There are no IVUS data on the natural history of ruptured atheromatous plaque; the few old coronary angiography series that are available are limited by the poor sensitivity of angiography for the detection of ruptured plaque.2,15 They seem to show that if a lesion is complex (ie, liable to rupture), it tends to remain so or lead to occlusion.23,24 Regardless of the initial clinical aspect, the percentage of complex stenoses that smooth out over angiographic follow-up is low, ranging from 2% to 6% for a follow-up ranging from 6 to 8 months10,25 to several years.23 Analysis specifically concerning ulcerated lesions on angiography is even more piecemeal, with a few data here and there on healing or stability over time.23,24 In contrast, in the present highly selected population, most (9 of 14) unstable nonstenotic plaques became smooth over follow-up (P=0.04). The exhaustive statin plus antiplatelet regimen probably accounts for this difference from pre–statin era studies.
Culprit lesions with a complex aspect on angiography are generally agreed to entail a high risk of a significant future coronary event.26,27 More recently, it has been shown that the 6-month10 and 1-year9 prognoses after STEMI are poor in case of multiple complex coronary lesions, with a higher rate of percutaneous coronary interventions on noninfarcted arteries (14.5% versus 3.5% and 17% versus 4.6%, respectively) and of recurrent ACS (19% versus 2.6%).9 Such complex lesions by definition have associated ≥50% stenosis, but clinical data on complex coronary plaques with no significant associated stenosis are not as well established. After a mean of 8±4 months of follow-up of 85 medically stabilized unstable angina patients, Chen et al26 found that 16% of coronary events (4 of 25 patients) occurred on nonculprit and initially nonsignificant (stenosis, 44±11%) coronary lesions, with no details as to their complexity or otherwise. Moreover, Kaski et al,20 with a mean of 8±3 months of follow-up, showed coronary events to be more likely in case of unstable angina and complex lesions and demonstrated that initially nonsignificant lesions (stenosis, 37±11%) are liable to develop rapidly toward complete occlusion.
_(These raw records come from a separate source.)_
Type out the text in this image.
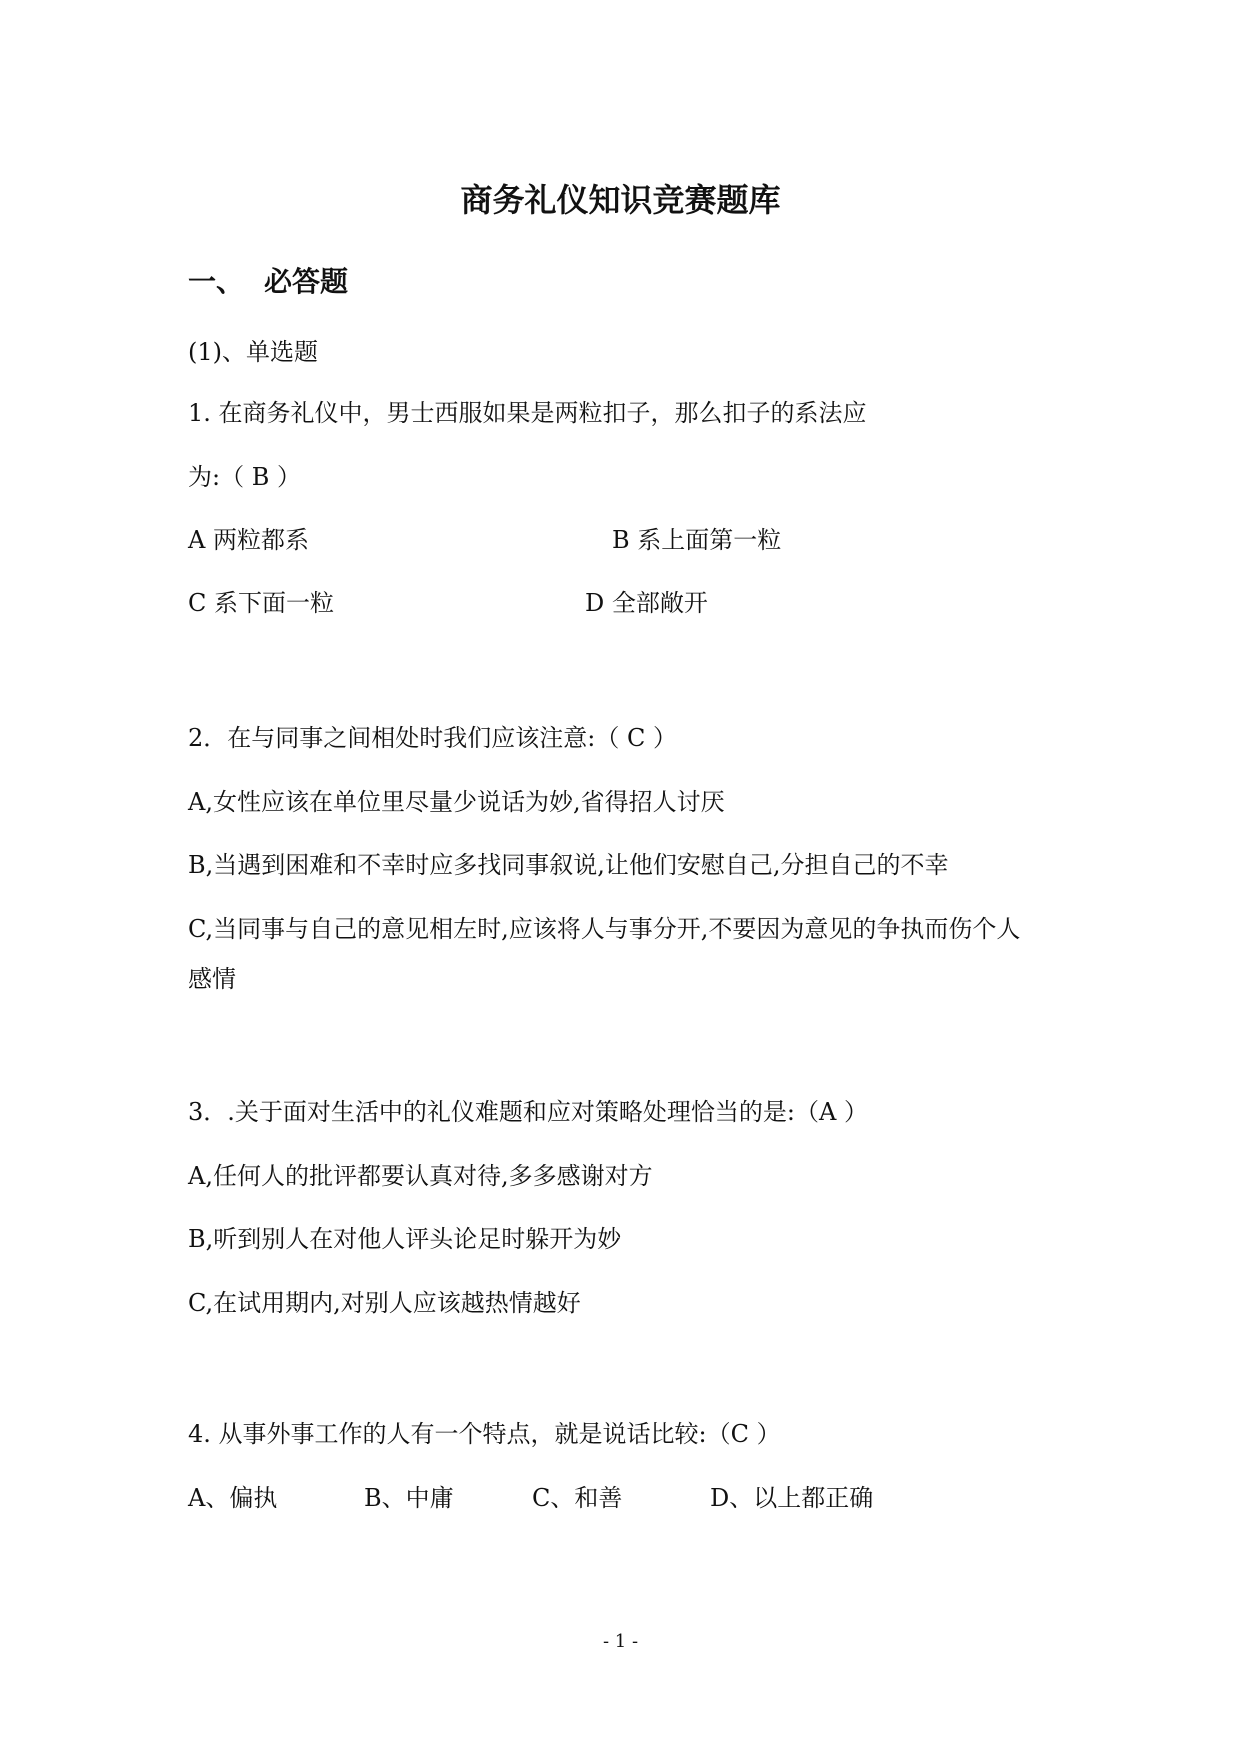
商务礼仪知识竞赛题库
一、 必答题
(1)、单选题
1. 在商务礼仪中，男士西服如果是两粒扣子，那么扣子的系法应
为:（ B ）
A 两粒都系	B 系上面第一粒
C 系下面一粒	D 全部敞开
2．在与同事之间相处时我们应该注意:（ C ）
A,女性应该在单位里尽量少说话为妙,省得招人讨厌
B,当遇到困难和不幸时应多找同事叙说,让他们安慰自己,分担自己的不幸
C,当同事与自己的意见相左时,应该将人与事分开,不要因为意见的争执而伤个人
感情
3．.关于面对生活中的礼仪难题和应对策略处理恰当的是:（A ）
A,任何人的批评都要认真对待,多多感谢对方
B,听到别人在对他人评头论足时躲开为妙
C,在试用期内,对别人应该越热情越好
4. 从事外事工作的人有一个特点，就是说话比较:（C ）
A、偏执	B、中庸	C、和善	D、以上都正确
- 1 -
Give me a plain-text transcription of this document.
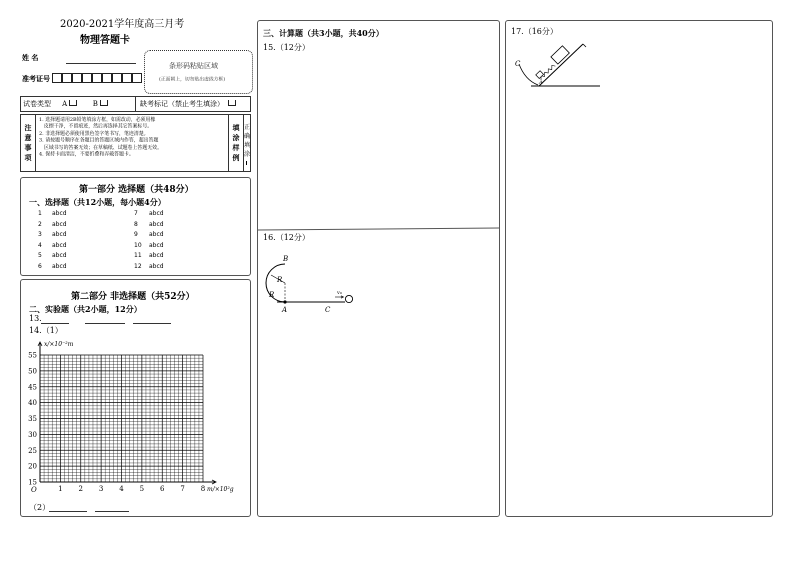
2020-2021学年度高三月考
物理答题卡
姓 名
准考证号
条形码粘贴区域
(正面朝上，切勿贴出虚线方框)
试卷类型 A	B	缺考标记（禁止考生填涂）
注意事项

1. 选择题请用2B铅笔填涂方框，如需改动，必须用橡
皮擦干净，不留痕迹，然后再选择其它答案标号。
2. 非选择题必须使用黑色签字笔书写，笔迹清楚。
3. 请按题号顺序在各题目的答题区域内作答，超出答题
区域书写的答案无效；在草稿纸、试题卷上答题无效。
4. 保持卡面清洁，不要折叠和弄破答题卡。

填涂样例

正确填涂
第一部分 选择题（共48分）
一、选择题（共12小题，每小题4分）
1 abcd
2 abcd
3 abcd
4 abcd
5 abcd
6 abcd
7 abcd
8 abcd
9 abcd
10 abcd
11 abcd
12 abcd
第二部分 非选择题（共52分）
二、实验题（共2小题，12分）
13.
14.（1）
（2）
15
20
25
30
35
40
45
50
55
1 2 3 4 5 6 7 8
O
x/×10⁻²m
m/×10²g
三、计算题（共3小题，共40分）
15.（12分）
16.（12分）
B
R
R
A	C
v₀
17.（16分）
C
A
Unlike in these pre–statin era studies, our population was systematically managed with statin and platelet aggregation treatment (including ≥9 months of bitherapy). With a mean of 22±13 months of clinical follow-up, we show that a nonculprit ruptured plaque with no significant stenosis (29±17%) secondary to ACS entails no risk of further events. Such ruptured plaques would seem to have lost whatever thrombotic potential they may have had and to have become passive.28 These findings agree with the retrospective PURSUIT study analysis, which assessed the use of eptifibatide in ACS without ST elevation.29 Of the 5767 patients undergoing coronary angiography, 696 (12%) presented with stenosis <50% (without details as to whether complex or not) and had a very low risk of death/nonfatal MI as an end point at 30 days or 6 months (1.1% and 2.2% versus 10% and 13.4%, respectively, in case of significant stenosis; P<0.001 in both cases).
We report here on a small series underpowered to reliably detect any clinical event even with 2 years of follow-up, so our results merely suggest that a lesion destabilized by plaque rupture but without significant associated stenosis (ML-CSA >4 mm2) may be managed medically with systematic high doses of statin and antiplatelet therapy, sparing the patient the inherent risks of interventional cardiology.30 Larger-scale studies are needed to confirm the present findings. The natural evolution of an unstable lesion with ≥50% stenosis and the role of stenting in such a clinical situation also remain to be assessed.